Si seulement Dieu avait fait notre monde aussi parfait que Bach a fait le sien divin. Cioran

Durant ses années au service du prince Léopold d’Anhalt-Coethen, Bach, musicien luthérien dans une cour de confession calviniste, avait mis de côté les compositions reliées au culte, cantates et pièces d’orgue, pour se consacrer exclusivement à la musique instrumentale. Arrivé en 1723 à Leipzig, où il est engagé comme cantor de l’église Saint-Thomas, Bach éprouve sans doute quelque bonheur à composer les œuvres vocales sacrées deman-dées par ses nouvelles fonctions et, pour doter son église d’un répertoire neuf, il écrit sans délai près de trois cycles complets de cantates pour les dimanches et les fêtes de l’année liturgique. Ce travail occupe la plus grande partie de son activité artistique et Bach attendra la fin de la décennie pour confier à l’orgue les vastes préludes et fugues et les traitements de chorals qui demeurent aujourd’hui au sommet du répertoire de l’instrument.

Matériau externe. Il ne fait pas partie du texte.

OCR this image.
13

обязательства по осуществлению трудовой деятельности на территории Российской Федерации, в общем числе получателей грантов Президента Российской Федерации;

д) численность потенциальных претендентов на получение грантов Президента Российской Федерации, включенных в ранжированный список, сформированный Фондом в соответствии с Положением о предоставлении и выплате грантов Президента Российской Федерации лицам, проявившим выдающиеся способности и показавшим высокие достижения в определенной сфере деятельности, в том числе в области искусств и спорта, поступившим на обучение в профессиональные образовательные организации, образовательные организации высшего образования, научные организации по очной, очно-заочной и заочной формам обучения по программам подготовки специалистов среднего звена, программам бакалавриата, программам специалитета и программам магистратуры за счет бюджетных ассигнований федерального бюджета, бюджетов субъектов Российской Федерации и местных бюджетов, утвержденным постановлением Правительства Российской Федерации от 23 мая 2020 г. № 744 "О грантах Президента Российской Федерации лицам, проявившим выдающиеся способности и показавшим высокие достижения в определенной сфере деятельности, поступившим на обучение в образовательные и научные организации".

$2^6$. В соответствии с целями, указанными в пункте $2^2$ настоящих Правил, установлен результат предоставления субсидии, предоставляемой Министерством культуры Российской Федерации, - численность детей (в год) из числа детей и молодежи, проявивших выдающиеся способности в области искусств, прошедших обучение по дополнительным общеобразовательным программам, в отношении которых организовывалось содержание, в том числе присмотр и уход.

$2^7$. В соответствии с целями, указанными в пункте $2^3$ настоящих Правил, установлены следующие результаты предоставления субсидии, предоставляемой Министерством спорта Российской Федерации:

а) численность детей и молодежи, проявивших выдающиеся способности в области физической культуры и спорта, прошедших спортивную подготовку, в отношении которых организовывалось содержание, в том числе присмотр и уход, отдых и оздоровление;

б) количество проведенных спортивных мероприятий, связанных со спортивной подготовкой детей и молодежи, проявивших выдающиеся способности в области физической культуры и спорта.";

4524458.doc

Le compositeur veille cependant à l’éducation musicale de ses jeunes enfants et Nikolaus Forkel, son premier biographe, rapporte que c’est pour délier les doigts et les pieds de son fils aîné Wilhelm Friedemann que Bach couche sur le papier, quelque part entre 1723 et 1729, les trois voix de ses six Sonates pour orgue. L’ambiguïté demeure cependant au sujet de l’instrument auquel elles étaient d’abord destinées. Les manuscrits donnent l’indication « à 2 Clav. e Pedal », indication dont on ne sait si elle sert simplement à distinguer les trois voix des compositions ou si elle désigne l’instrument à tuyaux. Ainsi il est possible que les Bach père et fils les aient pratiquées au clavecin à pédalier, instrument dont la famille possédait quelques exemplaires, aussi bien qu’à l’orgue. Ce qui est certain, c’est que ces six compositions sont des œuvres profanes, de pures musiques instrumentales.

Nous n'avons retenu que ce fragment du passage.